The first rendering of the new Post Office to be built as part of the Museum Place project in the Cultural District has been released. Not the greatest rendering, but it’s all we have thus far. Click the thumbnail for a larger version. Museum Place’s press release about the building follows. The Post Office is being designed by Venturi, Scott Brown and Associates, Inc. of Philadelphia.
The Museum Place Development Group has announced the location of a new 6,000 square-foot post office that will serve as the gateway into the highly anticipated Museum Place development in Fort Worth’s world-renowned cultural district. Groundbreaking on the new post office is expected to take place in late 2006 or early 2007. The post office, a full retail service center, will be located at the corner of Bailey Avenue and University Drive and will be accessible from 6th Street off Bailey.
Generous donations from local foundations funded the enhanced architectural elements of the building, done by the Pritzker Architecture Prize-winning firm Venturi, Scott Brown and Associates, Inc., of Philadelphia. The design work will include a mural of the West Texas sky on the outside wall facing south and the north wall will be floor-to-ceiling glass. Just south of the building are steel billboard beams bent during the 2000 tornado that will serve as an art piece, set in a public plaza. Hahnfeld, Hoffer and Stanford, of Fort Worth, is the architect of record who will be completing the detailed construction drawings for the projects.
Venturi, Scott Brown and Associates was founded by the husband and wife team of Robert Venturi and Denise Scott Brown. The company’s most recent projects include an addition to Woodmere Art Museum in Philadelphia, the California Nanosystems Institute at the University of California in Santa Barbara and the Dumbarton Oaks Library in Washington, D.C. When complete, the post office will be the fifth building in the cultural district to be designed by a winner of the prestigious Pritzker Architecture Prize.
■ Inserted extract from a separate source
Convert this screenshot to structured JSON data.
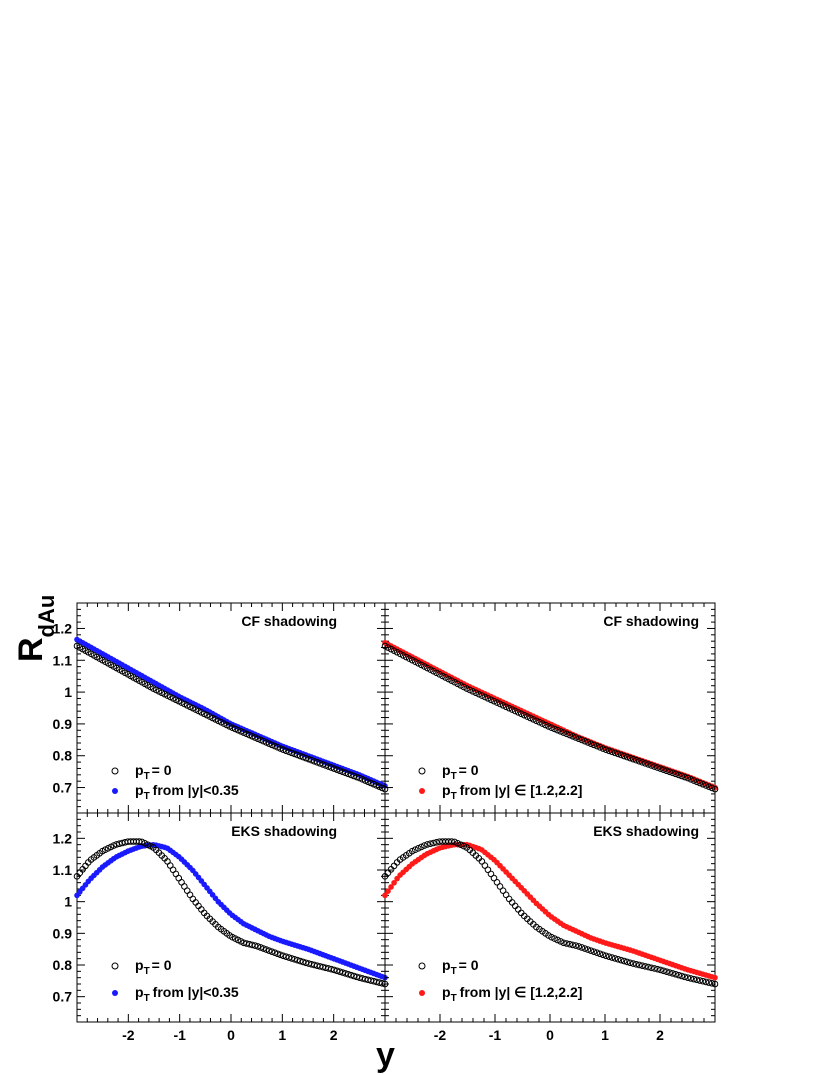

The post office will serve as a unique gateway into the Museum Place development, both in function and design.
“We have loved the problem of designing for a small but important public structure in a big Texan environment,” said Robert Venturi and Denise Scott Brown. “The building must have civic scale, cultural relevance, local intimacy and visibility through the intersection at West 7th Street, Bailey Avenue and Camp Bowie Boulevard.”